Saks quoted in 'Arizona Attorney'

08/16/2010
       Michael Saks
An article in the July/August issue of Arizona Attorney magazine, “New Standard for Scientific and Expert Testimony,” included comments from Regents’ Professor Michael Saks.

The article, by editor Tim Eigo, reported on a new standard in Arizona that controls the admissibility of expert opinion testimony in state courts. Arizona has moved from using the Frye test, named for a 1923 federal circuit court case regarding polygraph evidence, to the Daubert standard, which resulted from a series of three cases in the 1990s when the U.S. Supreme Court rejected the Frye test. The federal courts and more than half of the states use the Daubert standard.

Eigo reported that Daubert is most often touted as a tool to limit the admission of testimony that sometimes is viewed as “junk science.”

With the Daubert standard in use, Saks said he expects more successful challenges by defendants of plaintiff evidence.

“Judges have become more aggressive in using Daubert to exclude tort plaintiffs’ evidence,” he said, noting that can lead to a serious problem in which the defendant may be in the only one in a position to research whether its product is harmful or not.

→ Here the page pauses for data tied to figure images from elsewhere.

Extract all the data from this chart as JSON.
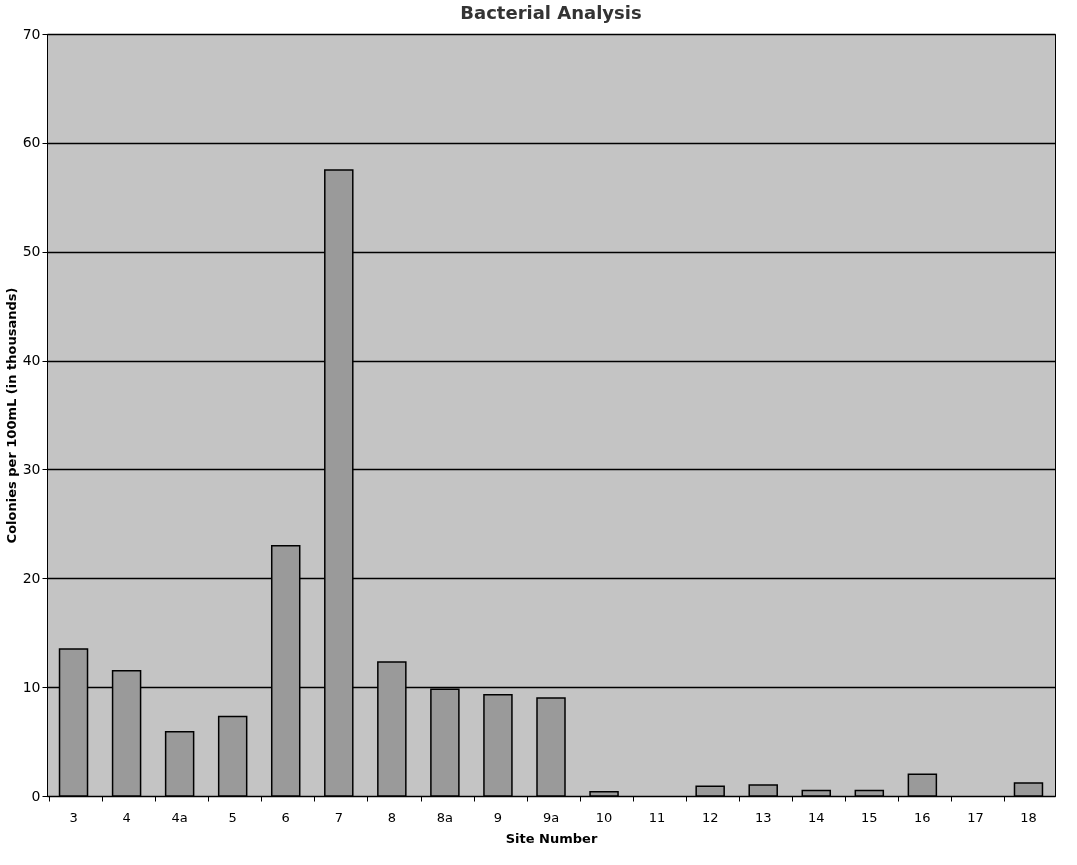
{
  "chart_data": {
    "type": "bar",
    "title": "Bacterial Analysis",
    "xlabel": "Site Number",
    "ylabel": "Colonies per 100mL (in thousands)",
    "categories": [
      "3",
      "4",
      "4a",
      "5",
      "6",
      "7",
      "8",
      "8a",
      "9",
      "9a",
      "10",
      "11",
      "12",
      "13",
      "14",
      "15",
      "16",
      "17",
      "18"
    ],
    "values": [
      13.5,
      11.5,
      5.9,
      7.3,
      23,
      57.5,
      12.3,
      9.8,
      9.3,
      9,
      0.4,
      0,
      0.9,
      1,
      0.5,
      0.5,
      2,
      0,
      1.2
    ],
    "color": "#9a9a9a",
    "ylim": [
      0,
      70
    ],
    "yticks": [
      0,
      10,
      20,
      30,
      40,
      50,
      60,
      70
    ],
    "grid": "y"
  }
}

To read the entire article, click here.

Saks’ research focuses on empirical studies of the legal system, especially decision-making; the behavior of the litigation system, and the law’s use of science. He is the fourth most-cited law-and-social-science scholar in the U.S., and has authored approximately 200 articles and books. Courses he has taught include criminal law, evidence, law and science, property and torts.